The risk is especially visible when companies carry leverage or restructuring burdens. Grifols' improving Q1 2026 profit is encouraging, but the strategic need to rebalance plasma supply also shows how dependent the economics have been on sourcing geography.[2] CSL's first-half reported NPAT decline, even with attractive industry fundamentals, is a reminder that a great end-market does not immunize investors from impairment, policy, and portfolio mistakes.[1]
Falsifier
The thesis fails if liters rise but economics do not. The specific falsifier is two reporting periods in which plasma companies report higher collections or better demand language while gross margin, cash conversion, and leverage metrics fail to improve. That would say scarcity is being captured by donors, labor, freight, regulation, or creditors rather than by shareholders.

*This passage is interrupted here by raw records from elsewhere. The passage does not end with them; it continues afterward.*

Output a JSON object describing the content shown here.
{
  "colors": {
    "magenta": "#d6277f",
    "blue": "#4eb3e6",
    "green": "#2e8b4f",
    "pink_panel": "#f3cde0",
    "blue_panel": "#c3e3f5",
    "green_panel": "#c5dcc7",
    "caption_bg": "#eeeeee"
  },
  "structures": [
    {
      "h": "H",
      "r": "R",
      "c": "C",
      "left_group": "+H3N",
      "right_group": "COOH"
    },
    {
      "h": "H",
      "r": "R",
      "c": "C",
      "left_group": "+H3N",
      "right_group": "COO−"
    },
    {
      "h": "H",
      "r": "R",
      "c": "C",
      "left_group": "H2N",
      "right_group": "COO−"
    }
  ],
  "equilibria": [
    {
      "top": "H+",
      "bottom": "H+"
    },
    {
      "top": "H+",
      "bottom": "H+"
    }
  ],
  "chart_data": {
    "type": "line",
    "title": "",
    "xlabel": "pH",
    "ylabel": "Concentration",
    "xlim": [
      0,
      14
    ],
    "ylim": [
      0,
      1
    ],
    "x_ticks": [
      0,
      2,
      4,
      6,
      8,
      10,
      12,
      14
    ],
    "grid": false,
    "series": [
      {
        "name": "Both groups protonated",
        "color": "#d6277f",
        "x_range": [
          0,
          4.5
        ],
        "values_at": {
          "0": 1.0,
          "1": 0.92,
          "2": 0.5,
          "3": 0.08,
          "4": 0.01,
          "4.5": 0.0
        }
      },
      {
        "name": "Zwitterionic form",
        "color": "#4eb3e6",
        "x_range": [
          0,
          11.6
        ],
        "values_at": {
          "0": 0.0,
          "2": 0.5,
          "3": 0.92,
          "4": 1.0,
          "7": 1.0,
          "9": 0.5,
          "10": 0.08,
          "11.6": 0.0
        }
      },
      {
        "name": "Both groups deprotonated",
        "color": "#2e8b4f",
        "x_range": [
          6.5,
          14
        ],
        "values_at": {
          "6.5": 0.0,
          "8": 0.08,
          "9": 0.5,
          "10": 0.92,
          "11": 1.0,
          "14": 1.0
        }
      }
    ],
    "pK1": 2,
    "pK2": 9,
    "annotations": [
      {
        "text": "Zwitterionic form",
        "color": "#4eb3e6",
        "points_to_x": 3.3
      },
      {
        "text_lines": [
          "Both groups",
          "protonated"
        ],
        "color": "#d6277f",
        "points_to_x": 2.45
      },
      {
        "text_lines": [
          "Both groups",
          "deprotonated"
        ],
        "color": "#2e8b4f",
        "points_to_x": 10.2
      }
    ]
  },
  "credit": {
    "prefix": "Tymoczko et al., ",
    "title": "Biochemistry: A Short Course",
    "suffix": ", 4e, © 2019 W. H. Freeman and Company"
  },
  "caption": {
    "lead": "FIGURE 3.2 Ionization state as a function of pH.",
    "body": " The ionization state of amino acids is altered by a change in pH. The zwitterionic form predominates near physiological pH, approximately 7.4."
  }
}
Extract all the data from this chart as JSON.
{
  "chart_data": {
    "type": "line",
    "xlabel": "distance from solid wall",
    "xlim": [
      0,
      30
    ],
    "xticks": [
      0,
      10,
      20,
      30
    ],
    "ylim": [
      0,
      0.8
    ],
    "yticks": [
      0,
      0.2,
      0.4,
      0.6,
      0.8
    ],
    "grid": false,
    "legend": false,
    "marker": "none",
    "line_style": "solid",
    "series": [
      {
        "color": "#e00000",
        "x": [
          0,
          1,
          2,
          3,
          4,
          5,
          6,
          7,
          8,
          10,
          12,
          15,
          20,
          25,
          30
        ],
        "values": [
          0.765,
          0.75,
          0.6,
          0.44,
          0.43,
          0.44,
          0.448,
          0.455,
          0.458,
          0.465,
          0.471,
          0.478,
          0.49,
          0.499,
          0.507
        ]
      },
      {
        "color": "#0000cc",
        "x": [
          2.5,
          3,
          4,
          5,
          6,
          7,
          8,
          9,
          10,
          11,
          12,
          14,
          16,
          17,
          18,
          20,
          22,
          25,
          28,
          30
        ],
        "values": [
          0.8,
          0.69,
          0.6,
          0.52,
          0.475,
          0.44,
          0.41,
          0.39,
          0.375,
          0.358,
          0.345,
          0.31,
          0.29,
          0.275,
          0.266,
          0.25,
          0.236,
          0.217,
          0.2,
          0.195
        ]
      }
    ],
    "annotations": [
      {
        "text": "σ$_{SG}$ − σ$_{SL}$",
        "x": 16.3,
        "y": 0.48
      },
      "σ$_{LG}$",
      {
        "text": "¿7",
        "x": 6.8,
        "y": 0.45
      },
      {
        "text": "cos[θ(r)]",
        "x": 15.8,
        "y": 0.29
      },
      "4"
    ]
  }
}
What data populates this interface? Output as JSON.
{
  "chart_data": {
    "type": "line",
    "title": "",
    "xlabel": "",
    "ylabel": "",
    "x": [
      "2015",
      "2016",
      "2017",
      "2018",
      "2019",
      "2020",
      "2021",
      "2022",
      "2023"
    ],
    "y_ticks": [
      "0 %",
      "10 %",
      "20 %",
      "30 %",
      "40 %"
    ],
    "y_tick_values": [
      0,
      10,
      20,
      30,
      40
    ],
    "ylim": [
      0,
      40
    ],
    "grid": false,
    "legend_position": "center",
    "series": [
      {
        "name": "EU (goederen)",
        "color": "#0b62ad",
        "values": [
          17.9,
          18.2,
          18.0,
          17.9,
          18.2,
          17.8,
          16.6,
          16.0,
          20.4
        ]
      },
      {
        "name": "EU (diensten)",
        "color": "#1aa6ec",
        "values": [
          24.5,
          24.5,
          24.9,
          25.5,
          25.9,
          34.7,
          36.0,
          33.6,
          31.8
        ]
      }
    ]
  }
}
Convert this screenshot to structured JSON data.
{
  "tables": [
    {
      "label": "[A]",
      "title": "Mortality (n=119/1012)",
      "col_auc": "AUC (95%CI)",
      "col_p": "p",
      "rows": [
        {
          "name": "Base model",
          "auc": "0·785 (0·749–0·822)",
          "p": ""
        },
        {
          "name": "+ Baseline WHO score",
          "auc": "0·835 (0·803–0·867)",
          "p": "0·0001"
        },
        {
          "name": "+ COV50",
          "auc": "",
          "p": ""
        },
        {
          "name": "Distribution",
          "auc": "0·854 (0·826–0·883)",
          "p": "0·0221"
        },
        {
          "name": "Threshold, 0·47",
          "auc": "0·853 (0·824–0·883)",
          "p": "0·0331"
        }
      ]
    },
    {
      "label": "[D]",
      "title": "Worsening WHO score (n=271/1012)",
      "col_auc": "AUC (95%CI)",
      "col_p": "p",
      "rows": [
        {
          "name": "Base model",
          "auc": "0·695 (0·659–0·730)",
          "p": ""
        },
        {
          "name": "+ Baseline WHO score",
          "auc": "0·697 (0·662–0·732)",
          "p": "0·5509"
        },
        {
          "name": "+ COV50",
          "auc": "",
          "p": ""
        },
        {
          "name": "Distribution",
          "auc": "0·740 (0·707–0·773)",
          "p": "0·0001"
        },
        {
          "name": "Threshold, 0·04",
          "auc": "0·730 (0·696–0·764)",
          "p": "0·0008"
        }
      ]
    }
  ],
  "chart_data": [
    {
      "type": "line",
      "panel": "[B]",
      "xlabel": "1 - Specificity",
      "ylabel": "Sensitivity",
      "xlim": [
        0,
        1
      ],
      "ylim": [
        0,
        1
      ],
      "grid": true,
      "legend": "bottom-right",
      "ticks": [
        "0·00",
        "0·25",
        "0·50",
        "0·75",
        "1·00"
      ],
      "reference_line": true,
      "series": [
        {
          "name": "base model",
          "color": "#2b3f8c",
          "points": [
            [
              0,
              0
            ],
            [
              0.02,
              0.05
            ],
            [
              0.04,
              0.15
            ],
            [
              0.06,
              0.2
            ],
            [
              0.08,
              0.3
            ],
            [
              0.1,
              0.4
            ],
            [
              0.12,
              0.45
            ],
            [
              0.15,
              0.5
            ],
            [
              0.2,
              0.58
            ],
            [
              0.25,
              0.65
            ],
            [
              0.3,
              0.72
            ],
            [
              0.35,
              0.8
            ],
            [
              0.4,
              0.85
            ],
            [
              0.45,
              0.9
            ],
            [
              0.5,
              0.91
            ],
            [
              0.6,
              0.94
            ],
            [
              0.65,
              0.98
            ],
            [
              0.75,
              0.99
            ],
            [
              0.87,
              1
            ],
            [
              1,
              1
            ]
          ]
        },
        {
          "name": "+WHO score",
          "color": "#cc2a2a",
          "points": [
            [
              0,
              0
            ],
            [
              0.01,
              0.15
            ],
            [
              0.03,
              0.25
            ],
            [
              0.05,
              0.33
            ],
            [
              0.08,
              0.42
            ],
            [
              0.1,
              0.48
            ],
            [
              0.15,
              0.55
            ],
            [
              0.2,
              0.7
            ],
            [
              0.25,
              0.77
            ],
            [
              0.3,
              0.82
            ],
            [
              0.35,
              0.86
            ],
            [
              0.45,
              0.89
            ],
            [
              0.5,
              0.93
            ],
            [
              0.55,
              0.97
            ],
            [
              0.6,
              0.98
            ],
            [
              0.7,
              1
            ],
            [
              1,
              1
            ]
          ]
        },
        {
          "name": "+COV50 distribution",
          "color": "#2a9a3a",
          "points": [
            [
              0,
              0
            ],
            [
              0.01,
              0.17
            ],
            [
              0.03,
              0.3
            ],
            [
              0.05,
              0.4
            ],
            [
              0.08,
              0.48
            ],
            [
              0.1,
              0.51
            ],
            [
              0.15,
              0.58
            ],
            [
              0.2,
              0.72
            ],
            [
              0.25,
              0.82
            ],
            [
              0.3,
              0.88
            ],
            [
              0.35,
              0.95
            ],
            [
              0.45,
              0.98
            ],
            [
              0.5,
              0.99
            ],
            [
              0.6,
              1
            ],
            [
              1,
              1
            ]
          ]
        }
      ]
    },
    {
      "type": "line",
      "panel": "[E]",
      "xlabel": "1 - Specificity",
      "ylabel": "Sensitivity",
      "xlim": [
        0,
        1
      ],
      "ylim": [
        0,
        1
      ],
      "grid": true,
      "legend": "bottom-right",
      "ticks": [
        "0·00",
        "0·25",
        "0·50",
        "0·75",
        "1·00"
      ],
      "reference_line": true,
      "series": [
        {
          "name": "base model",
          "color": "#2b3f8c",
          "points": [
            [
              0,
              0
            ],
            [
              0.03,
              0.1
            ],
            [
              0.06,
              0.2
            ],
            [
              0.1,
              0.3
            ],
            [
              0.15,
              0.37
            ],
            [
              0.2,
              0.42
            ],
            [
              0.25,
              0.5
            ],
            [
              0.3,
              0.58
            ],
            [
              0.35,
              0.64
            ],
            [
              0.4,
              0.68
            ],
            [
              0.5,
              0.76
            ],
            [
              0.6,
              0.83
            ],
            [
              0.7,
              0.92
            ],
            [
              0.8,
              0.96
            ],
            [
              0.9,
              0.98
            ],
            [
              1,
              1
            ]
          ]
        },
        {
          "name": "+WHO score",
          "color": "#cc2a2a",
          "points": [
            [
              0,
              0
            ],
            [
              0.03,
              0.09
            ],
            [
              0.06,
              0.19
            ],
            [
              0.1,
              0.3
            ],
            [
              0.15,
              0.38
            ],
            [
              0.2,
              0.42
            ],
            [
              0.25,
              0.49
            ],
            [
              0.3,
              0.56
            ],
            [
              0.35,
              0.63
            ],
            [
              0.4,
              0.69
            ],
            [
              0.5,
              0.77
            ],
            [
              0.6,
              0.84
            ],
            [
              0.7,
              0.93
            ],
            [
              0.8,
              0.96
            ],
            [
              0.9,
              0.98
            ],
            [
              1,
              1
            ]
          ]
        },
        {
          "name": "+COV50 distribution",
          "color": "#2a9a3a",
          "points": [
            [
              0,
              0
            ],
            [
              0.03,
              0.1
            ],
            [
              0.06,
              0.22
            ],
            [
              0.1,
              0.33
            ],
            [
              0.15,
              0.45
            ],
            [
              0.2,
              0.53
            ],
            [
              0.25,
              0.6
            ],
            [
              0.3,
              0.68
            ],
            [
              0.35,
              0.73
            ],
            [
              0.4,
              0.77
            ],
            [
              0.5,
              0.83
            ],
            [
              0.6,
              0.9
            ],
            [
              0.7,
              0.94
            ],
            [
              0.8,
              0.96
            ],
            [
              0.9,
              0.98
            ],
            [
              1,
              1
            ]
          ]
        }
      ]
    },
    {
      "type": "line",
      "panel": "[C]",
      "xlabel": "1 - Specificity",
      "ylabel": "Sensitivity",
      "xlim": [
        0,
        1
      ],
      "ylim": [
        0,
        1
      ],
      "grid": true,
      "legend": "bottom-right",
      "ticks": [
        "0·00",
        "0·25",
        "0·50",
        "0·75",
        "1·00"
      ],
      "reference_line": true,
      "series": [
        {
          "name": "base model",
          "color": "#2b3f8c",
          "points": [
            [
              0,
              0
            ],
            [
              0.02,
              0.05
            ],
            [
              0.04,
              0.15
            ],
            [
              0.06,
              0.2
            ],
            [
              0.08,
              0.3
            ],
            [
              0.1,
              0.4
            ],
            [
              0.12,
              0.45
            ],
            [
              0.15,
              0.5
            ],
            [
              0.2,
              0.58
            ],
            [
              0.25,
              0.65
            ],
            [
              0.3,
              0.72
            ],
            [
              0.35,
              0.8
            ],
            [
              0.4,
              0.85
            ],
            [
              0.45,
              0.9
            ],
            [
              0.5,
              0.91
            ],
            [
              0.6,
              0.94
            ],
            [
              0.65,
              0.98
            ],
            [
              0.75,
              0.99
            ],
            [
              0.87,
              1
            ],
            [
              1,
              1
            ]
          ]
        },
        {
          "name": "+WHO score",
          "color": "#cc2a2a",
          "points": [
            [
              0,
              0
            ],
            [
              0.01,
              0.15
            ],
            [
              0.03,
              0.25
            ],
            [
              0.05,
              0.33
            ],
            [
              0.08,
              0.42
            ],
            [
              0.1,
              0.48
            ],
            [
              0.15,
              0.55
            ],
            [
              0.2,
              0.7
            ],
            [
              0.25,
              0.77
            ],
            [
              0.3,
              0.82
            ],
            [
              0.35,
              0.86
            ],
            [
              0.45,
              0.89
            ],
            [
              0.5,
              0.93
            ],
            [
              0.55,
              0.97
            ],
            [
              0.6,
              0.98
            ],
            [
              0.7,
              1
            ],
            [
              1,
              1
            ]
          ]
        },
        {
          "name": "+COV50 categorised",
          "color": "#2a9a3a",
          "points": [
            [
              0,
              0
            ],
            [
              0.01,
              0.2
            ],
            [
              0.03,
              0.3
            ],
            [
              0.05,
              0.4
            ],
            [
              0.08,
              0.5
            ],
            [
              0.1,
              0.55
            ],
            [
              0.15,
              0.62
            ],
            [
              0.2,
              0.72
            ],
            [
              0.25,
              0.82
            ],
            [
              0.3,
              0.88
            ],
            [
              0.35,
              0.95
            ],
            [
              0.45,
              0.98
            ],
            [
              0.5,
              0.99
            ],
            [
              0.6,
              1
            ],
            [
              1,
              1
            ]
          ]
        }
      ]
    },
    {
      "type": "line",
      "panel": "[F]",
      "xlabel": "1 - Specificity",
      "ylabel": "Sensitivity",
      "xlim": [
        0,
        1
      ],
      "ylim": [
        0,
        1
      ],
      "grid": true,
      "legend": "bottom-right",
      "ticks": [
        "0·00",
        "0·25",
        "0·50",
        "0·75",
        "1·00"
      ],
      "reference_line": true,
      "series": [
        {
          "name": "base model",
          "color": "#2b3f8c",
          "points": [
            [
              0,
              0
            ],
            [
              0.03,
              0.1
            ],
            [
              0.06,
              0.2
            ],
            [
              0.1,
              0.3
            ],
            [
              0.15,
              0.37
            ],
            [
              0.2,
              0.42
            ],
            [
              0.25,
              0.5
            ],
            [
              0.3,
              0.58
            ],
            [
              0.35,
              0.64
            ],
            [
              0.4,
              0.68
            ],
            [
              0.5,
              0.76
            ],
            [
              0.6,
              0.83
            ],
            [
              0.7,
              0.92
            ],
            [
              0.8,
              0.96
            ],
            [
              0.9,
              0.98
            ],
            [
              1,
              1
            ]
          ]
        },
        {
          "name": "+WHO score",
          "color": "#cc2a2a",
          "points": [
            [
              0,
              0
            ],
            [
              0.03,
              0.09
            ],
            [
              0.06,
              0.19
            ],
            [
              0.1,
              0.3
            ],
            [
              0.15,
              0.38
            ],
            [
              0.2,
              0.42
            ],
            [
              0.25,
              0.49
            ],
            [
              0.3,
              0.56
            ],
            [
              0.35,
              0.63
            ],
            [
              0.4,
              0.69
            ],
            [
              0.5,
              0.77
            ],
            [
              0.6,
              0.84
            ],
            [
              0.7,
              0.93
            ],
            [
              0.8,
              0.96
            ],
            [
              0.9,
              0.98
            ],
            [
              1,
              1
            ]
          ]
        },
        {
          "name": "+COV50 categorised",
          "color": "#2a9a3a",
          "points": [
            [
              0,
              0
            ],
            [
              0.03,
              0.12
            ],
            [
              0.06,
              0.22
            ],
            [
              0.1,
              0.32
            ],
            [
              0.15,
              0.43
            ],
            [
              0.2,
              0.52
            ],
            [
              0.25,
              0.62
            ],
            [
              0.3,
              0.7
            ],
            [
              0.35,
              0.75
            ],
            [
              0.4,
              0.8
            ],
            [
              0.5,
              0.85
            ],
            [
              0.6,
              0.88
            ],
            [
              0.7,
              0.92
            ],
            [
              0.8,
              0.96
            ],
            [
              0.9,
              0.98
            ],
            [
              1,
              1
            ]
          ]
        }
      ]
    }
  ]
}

The thesis also fails if ex-U.S. supply expansion does not lower risk. Grifols' Egypt target is useful because it is measurable: about 1 million liters in 2026, up to 3 million by 2029.[2] If that kind of regional supply expansion arrives without better cost per liter or resilience, the market should discount similar capacity stories elsewhere.
Watchlist
- Center productivity: liters per center, donor retention, failed collections, staffing levels, and machine rollout progress.
- Yield programs: any disclosure that links process improvement to more saleable Ig or albumin per liter, not just generic "efficiency."
- Geographic mix: progress toward non-U.S. plasma supply, especially Grifols' Egypt ramp from roughly 1 million liters in 2026 toward 3 million by 2029.[2]
- Cash conversion and leverage: revenue growth is lower quality if inventory, debt service, or restructuring absorbs the benefit.
The investable conclusion is deliberately narrow. Plasma-derived therapies deserve scarcity value, but scarcity alone is not enough. The better underwriting question is whether management can make every donor visit, every liter, and every fractionation run more productive. In 2026, the premium should go to throughput and yield, not to demand slogans.
Sources
- CSL Limited, "Results Presentation for the half-year ended 31 December 2025" (February 11, 2026) - 1H26 revenue, NPAT, CSL Behring therapy revenue, Ig market commentary, transformation actions, and yield-improvement references.
- Grifols, "Grifols increases Q1 2026 revenues by 3.3% to EUR 1.7 billion, and net profit 21.9% to EUR 73 million" (May 7, 2026) - Q1 results, Egypt plasma collection targets, and global plasma-footprint optimization.
- GovInfo, "21 CFR 640.65 - Plasmapheresis" - Source Plasma collection procedure, donor-record, volume, and repeat-donor frequency requirements.
- Plasma Protein Therapeutics Association, "About PPTA" - industry representation, collection-center network, and U.S./European plasma protein therapy production shares.
- Takeda, "Business Report: 149th Interim Period" - first-half FY2025 Plasma-Derived Therapies revenue, immunoglobulin and albumin growth, and full-year PDT growth guidance.
- Wikimedia Commons, "File:RIAN archive 708518 Membrane filter for blood plasma production.jpg" - 2010 RIA Novosti archival photograph by Iliya Pitalev used as the article image.